NY Open: Wall Street weakness - appetiser or entrée?
Wall Street opened with a pop today but debate still rages about whether the washout of the past few days was a mere blip or perhaps the start of something worse.
A busy week lies ahead with a slew of important macroeconomic data, and central bank meetings as well as the ongoing sagas of international trade tensions and sanctions, plus, of course, the corporate earnings season which this week will see Apple's much-anticipated release.
"It's a very busy week for the status of many things and especially the dollar, US yields, and a status check on the Federal Reserve as well," says John Hardy, Saxo's head for FX strategy. The yield on 10-year Treasuries jumped beyond 3% last week (a six-year high) and though it subsequently tipped back lower, it is expected to remain elevated this week, thereby facilitating additional dollar strength, he adds.

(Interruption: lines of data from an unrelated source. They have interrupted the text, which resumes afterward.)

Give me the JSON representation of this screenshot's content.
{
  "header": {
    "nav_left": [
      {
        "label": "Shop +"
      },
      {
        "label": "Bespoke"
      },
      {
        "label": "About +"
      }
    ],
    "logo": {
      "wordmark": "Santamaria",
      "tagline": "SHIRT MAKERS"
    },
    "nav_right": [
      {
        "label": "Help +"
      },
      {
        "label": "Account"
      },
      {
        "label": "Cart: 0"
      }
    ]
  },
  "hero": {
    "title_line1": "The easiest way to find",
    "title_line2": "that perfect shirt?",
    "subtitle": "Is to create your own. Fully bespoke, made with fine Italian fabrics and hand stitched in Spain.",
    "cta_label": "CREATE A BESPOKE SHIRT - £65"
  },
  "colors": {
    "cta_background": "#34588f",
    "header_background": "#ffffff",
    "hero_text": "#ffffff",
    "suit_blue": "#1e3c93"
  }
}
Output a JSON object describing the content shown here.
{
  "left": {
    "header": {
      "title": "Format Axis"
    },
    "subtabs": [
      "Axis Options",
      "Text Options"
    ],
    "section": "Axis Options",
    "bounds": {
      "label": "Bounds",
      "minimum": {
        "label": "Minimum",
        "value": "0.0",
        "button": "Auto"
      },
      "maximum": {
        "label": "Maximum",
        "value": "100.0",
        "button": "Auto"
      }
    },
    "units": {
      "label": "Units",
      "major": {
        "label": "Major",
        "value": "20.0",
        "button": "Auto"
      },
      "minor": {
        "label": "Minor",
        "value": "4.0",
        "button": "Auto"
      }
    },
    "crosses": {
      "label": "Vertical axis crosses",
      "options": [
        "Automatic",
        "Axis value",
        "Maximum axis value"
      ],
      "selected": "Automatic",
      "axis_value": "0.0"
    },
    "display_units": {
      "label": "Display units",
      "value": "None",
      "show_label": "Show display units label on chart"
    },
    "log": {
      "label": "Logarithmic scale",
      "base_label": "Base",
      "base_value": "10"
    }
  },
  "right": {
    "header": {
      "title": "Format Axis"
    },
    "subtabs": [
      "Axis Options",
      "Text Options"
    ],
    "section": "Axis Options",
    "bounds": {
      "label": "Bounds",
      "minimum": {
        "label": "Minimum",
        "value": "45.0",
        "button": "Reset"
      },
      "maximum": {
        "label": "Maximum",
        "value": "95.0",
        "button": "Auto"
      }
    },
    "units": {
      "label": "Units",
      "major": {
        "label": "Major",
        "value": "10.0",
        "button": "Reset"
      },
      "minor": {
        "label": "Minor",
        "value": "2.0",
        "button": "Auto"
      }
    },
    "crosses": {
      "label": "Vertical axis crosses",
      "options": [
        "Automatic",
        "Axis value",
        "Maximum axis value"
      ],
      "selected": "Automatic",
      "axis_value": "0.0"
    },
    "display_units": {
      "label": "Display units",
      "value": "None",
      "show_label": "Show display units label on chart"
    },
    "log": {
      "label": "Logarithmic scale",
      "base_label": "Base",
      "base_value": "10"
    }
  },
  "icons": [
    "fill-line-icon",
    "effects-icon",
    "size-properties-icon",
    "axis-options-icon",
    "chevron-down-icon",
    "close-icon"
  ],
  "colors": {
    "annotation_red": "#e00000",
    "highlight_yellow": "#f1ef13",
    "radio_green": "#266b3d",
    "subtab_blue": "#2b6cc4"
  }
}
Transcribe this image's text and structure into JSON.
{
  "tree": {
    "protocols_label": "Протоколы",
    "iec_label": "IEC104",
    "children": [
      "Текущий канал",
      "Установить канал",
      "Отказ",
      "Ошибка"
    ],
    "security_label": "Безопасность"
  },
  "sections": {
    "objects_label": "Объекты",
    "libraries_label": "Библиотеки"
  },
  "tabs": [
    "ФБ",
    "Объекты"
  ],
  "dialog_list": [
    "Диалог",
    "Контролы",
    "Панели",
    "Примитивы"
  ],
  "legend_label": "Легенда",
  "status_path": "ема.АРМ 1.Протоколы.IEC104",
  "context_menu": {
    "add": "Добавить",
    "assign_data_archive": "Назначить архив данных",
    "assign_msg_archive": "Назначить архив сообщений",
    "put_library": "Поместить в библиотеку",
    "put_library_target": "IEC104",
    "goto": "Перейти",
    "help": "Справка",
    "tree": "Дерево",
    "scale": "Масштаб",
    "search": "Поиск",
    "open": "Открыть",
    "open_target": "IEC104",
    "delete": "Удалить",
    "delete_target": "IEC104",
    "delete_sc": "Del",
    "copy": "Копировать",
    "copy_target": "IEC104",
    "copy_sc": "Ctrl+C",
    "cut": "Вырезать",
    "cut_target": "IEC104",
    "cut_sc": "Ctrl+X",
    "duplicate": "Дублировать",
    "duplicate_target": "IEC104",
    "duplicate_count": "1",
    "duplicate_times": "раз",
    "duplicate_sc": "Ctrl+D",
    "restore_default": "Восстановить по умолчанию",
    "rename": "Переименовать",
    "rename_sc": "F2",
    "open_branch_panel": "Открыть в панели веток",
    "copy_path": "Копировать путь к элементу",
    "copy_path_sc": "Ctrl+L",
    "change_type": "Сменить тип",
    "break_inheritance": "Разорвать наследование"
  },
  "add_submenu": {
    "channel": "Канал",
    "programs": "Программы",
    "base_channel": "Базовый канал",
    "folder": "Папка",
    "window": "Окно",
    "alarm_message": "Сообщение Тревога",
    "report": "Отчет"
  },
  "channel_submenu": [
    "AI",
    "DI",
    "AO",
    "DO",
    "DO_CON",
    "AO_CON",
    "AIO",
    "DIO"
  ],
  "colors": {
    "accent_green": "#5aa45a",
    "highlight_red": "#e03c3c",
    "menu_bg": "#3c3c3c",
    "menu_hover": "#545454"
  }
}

Elsewhere, GBP was crushed lower at the tail end of last week by a very weak UK Q1 GDP report and this week will likely extend to the downside with key areas for GBPUSD being 1.3700–1.3750 and then the 1.3600–1.3650.
Meanwhile, equities are in a somewhat confused state – the corporate earnings season is producing strong results but this has failed to lift sentiment, says Peter Garnry, Saxo's head of equity strategy. Investors are increasingly worried about interest rates and macro developments outside the US, he notes. "We remain strategically defensive," Garnry concludes.
But commodities, broadly put, are on a roll and April has show some decent advances, especially for oil which has been boosted by trade tensions and the threat of fresh sanctions in Iran, says Ole Hansen, Saxo's head of commodity strategy. Indeed oil now trades near a three-year high as Iranian and Venezuelan supply worries, along with strong demand, are offsetting a continued rise in the US rig count.